NEW YORK (TheStreet) -- The future favors stocks of smaller, growing bank holding companies, judging by valuation based on earnings estimates.
This makes sense because so much of the regulatory pile-on is focused on larger banks.
The Durbin Amendment to the Dodd-Frank Wall Street Reform and Consumer Protection Act - signed into law by President Obama last July - severely limits the interchange fees that banks with over $10 billion in total assets can charge merchants to process debit card purchases.

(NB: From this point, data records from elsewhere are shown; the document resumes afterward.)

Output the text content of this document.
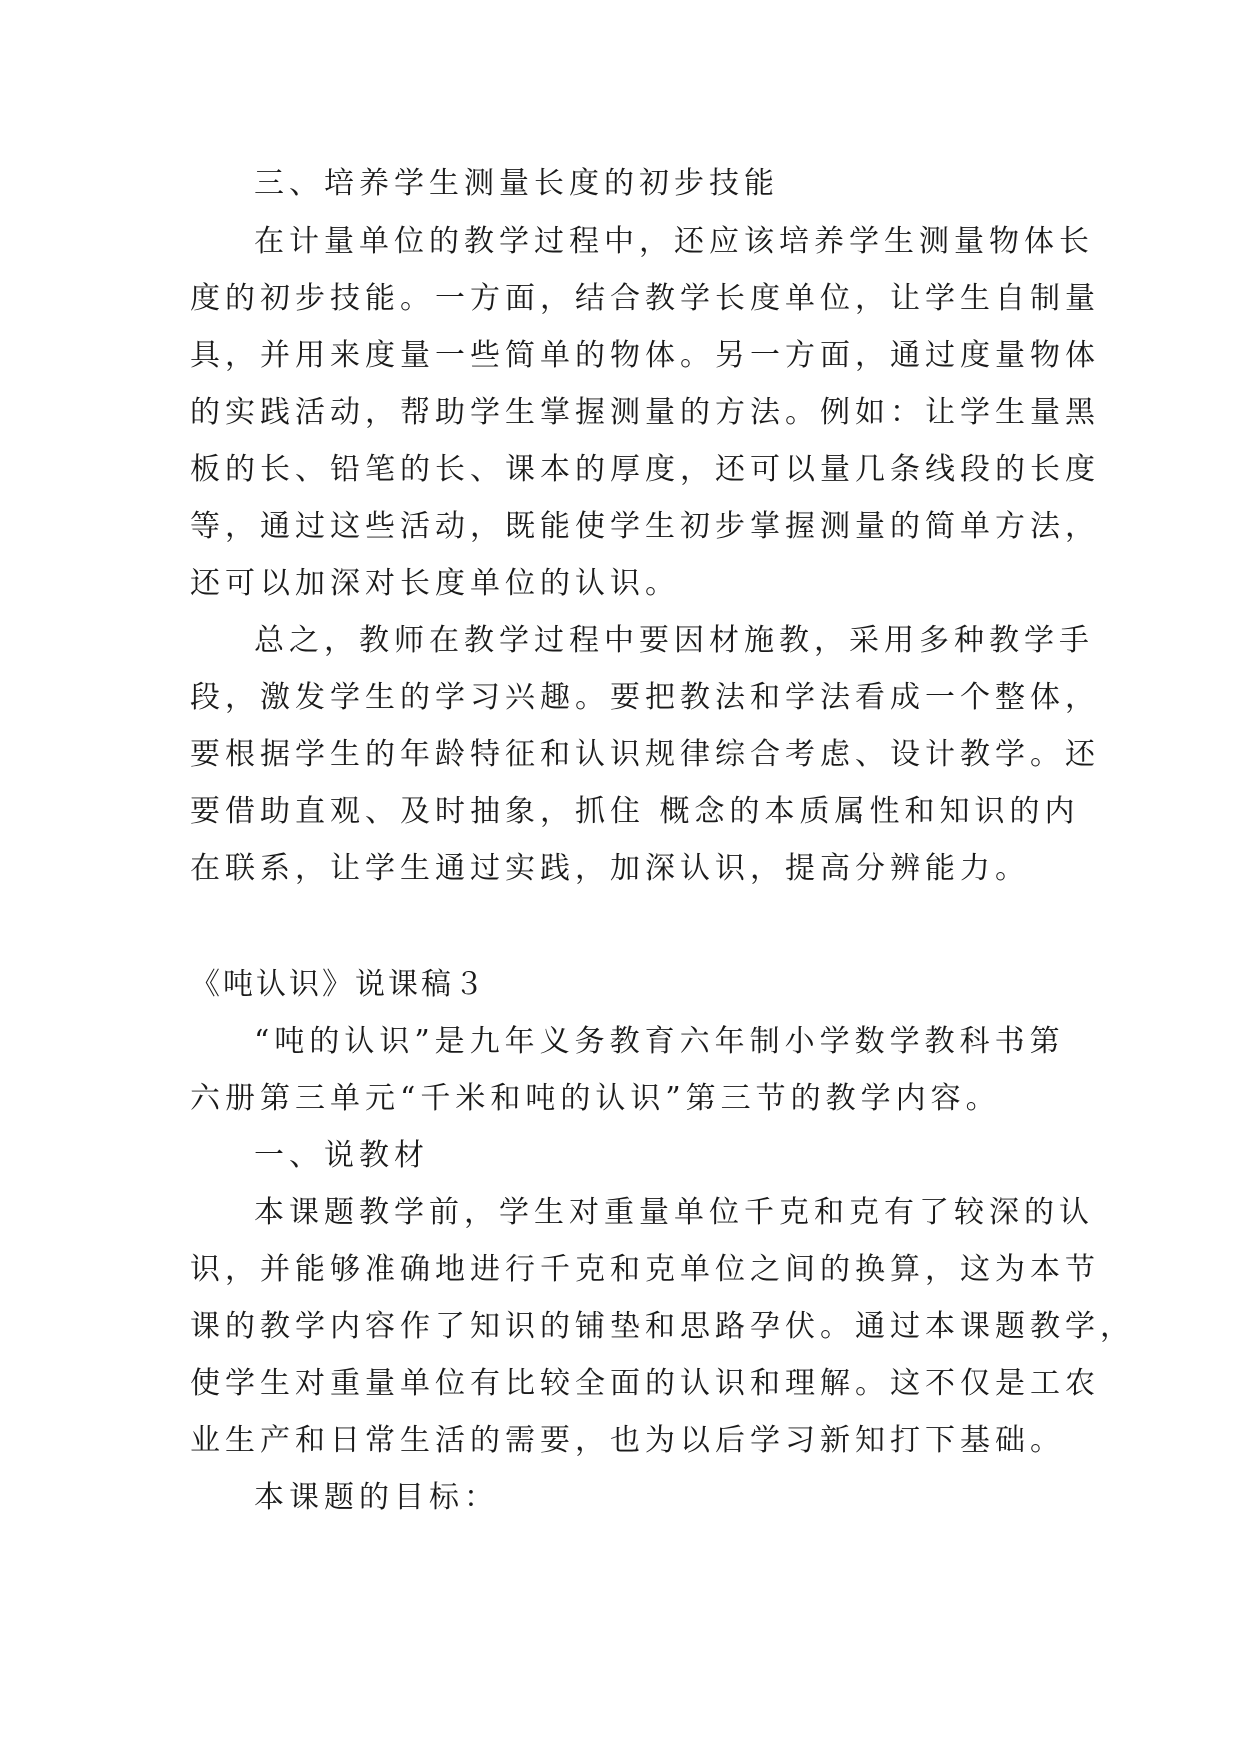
三、培养学生测量长度的初步技能
在计量单位的教学过程中，还应该培养学生测量物体长
度的初步技能。一方面，结合教学长度单位，让学生自制量
具，并用来度量一些简单的物体。另一方面，通过度量物体
的实践活动，帮助学生掌握测量的方法。例如：让学生量黑
板的长、铅笔的长、课本的厚度，还可以量几条线段的长度
等，通过这些活动，既能使学生初步掌握测量的简单方法，
还可以加深对长度单位的认识。
总之，教师在教学过程中要因材施教，采用多种教学手
段，激发学生的学习兴趣。要把教法和学法看成一个整体，
要根据学生的年龄特征和认识规律综合考虑、设计教学。还
要借助直观、及时抽象，抓住 概念的本质属性和知识的内
在联系，让学生通过实践，加深认识，提高分辨能力。
《吨认识》说课稿３
“吨的认识”是九年义务教育六年制小学数学教科书第
六册第三单元“千米和吨的认识”第三节的教学内容。
一、说教材
本课题教学前，学生对重量单位千克和克有了较深的认
识，并能够准确地进行千克和克单位之间的换算，这为本节
课的教学内容作了知识的铺垫和思路孕伏。通过本课题教学，
使学生对重量单位有比较全面的认识和理解。这不仅是工农
业生产和日常生活的需要，也为以后学习新知打下基础。
本课题的目标：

As discussed in TheStreet's 10 Banks with Biggest Fee Worries, the Federal Reserve's initial proposal for implementing the Durbin Amendment would cut the interchange fees by an average over 70%, severely cutting into profits for some banks, including TCF Financial (TCB) and Regions Financial (RF).The battle over Durbin is still being played-out, through TCF's court case against the Fed - saying, among other things, that the bias against larger banks' fee income is unconstitutional - as well as ongoing discussions in Congress. Of course, Durbin is only one factor in the ongoing regulatory evolution following the passage of Dodd-Frank. For the largest banks, headline risks and major risks to earnings from buybacks of securitized mortgages, the regulatory onslaught over foreclosure processes and associated legal expenses, are having their effect. It is striking how cheap the "big four" appear, by forward price-to-earnings ratios:
- For Bank of America (BAC), the forward price-to-earnings ratio was 7.5, based on Friday's closing price of $13.48 and the 2012 consensus earnings estimate of $1.79 a share.
- For JPMorgan Chase (JPM), the forward P/E was 8.3, based on Friday's closing price of $46.84 and the 2012 consensus EPS estimate of $5.61.
- For Citigroup (C), the forward P/E was 8.6, based on Friday's closing price of $4.53 and the 2012 consensus EPS estimate of 53 cents.
- For Wells Fargo (WFC), the forward P/E was 8.8, based on Friday's closing price of $31.62 and the 2012 consensus EPS estimate of $3.59.